La tortilla cumplió sobradamente con las expectativas y devoré mi parte, acompañándola con un par de vasos de rica casera de naranja. Después de comerme el postre, busqué un sitio donde poder entretenerme un rato con Mortadelo, Filemón, Zipi, Zape y Rompetechos hasta que llegase el momento de volverme a bañar.

—¿Qué hora es?

—Todavía falta mucho, sigue leyendo.

Pero los tebeos ya me aburrían, por lo que decidí buscar otro entretenimiento.

—¿Puedo dar una vuelta, mamá?

—No te alejes mucho. Y al agua ni te arrimes, que te falta una hora para hacer la digestión.

Había dos condiciones absolutamente innegociables para la mayoría de las madres. Una era la de no sobrepasar el territorio que marcaba el agua hasta la cintura. La otra, no menos importante, era la de cumplir obligatoriamente con las dos horas de digestión antes de volver a mojarse. Todavía me quedaba una hora. Me acerqué a las piedras que establecían la frontera con el puerto para observar a los cangrejos. Solo mirar, ya que mi miedo crónico a coger cualquier animal que pudiera picarme o morderme me impedía atreverme a algo más. Así estuve un buen rato, hasta que pregunté la hora a un hombre que pasaba por allí. Para mi desesperación, solo habían pasado veinte minutos.

Con disimulo, comencé a remover con los pies la arena mojada con la esperanza de encontrar alguna almeja, pero esa especialidad tampoco se me daba bien del todo. Además, la mirada inquisidora de mi santa progenitora me obligó a alejarme del agua, aunque apenas me había mojado los dedos de los pies.

Resignado, aguanté estoicamente que los segundos se hubiesen convertido en minutos y los minutos en horas.

Un balón llovido desde el cielo cayó cerca de mí y aproveché el regalo para ponerme a jugar con los dueños de la pelota, que accedieron amablemente a mi petición. Y jugando al fútbol pasé el tiempo hasta que el grito de mi madre anunciando que ya podía bañarme me sonó a música celestial.

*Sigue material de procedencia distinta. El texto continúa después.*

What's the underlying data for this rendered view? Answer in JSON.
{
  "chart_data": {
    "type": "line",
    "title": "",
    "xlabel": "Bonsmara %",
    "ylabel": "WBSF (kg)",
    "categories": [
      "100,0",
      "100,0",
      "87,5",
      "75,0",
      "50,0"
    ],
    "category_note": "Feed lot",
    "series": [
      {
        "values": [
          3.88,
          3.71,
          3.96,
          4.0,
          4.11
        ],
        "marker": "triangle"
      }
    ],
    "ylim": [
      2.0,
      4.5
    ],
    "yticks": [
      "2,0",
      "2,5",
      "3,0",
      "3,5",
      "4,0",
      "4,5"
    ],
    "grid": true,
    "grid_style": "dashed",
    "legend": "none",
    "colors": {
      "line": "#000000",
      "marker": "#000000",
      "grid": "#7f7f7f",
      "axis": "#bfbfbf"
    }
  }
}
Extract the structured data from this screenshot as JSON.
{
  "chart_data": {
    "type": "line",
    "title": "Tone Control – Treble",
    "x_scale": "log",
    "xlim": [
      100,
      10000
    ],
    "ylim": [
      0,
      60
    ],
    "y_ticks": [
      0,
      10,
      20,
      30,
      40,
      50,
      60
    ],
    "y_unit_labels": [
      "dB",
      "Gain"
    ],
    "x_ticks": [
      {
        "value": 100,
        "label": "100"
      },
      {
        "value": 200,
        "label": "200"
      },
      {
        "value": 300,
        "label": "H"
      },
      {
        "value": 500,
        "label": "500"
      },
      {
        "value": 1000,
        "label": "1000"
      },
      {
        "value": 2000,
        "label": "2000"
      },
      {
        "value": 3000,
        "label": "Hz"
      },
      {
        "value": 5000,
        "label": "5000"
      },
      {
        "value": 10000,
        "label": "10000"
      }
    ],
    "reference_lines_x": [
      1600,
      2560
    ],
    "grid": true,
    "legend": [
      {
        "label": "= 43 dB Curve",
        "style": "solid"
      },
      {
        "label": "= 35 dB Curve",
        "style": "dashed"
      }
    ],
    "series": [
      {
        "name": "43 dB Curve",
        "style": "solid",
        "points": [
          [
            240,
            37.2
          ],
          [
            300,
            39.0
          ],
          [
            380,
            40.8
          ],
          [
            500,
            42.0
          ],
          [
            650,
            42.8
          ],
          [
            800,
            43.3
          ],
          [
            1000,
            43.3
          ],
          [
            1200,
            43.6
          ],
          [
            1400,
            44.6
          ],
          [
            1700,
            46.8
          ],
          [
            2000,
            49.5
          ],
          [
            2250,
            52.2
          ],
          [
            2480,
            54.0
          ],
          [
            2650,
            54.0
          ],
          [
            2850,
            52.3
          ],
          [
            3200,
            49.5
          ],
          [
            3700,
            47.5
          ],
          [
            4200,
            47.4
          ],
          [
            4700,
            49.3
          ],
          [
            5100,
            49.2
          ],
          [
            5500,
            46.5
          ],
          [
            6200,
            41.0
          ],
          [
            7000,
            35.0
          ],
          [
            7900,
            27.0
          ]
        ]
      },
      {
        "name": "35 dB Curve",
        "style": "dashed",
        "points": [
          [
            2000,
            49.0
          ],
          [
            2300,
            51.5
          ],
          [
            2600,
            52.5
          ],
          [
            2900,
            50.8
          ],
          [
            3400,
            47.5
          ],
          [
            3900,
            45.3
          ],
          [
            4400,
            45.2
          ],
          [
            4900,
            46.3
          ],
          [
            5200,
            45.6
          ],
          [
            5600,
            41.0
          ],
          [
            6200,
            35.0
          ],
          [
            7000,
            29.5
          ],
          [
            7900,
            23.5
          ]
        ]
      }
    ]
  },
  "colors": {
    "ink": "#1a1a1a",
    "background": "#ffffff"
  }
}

Por supuesto, el reencuentro fue lento, que nunca me gustaron las zambullidas repentinas. Sumergí la mano derecha (un gesto que todavía repito en la actualidad, sobre todo al darme el primer baño de la temporada) para cumplir con la última parte del ritual. Me santigüé para pedir a la Patrona que todo transcurriese con normalidad y ya, por fin, me fundí con las olas para gozar del privilegio de disfrutar de la mejor playa que existe en el mundo mundial.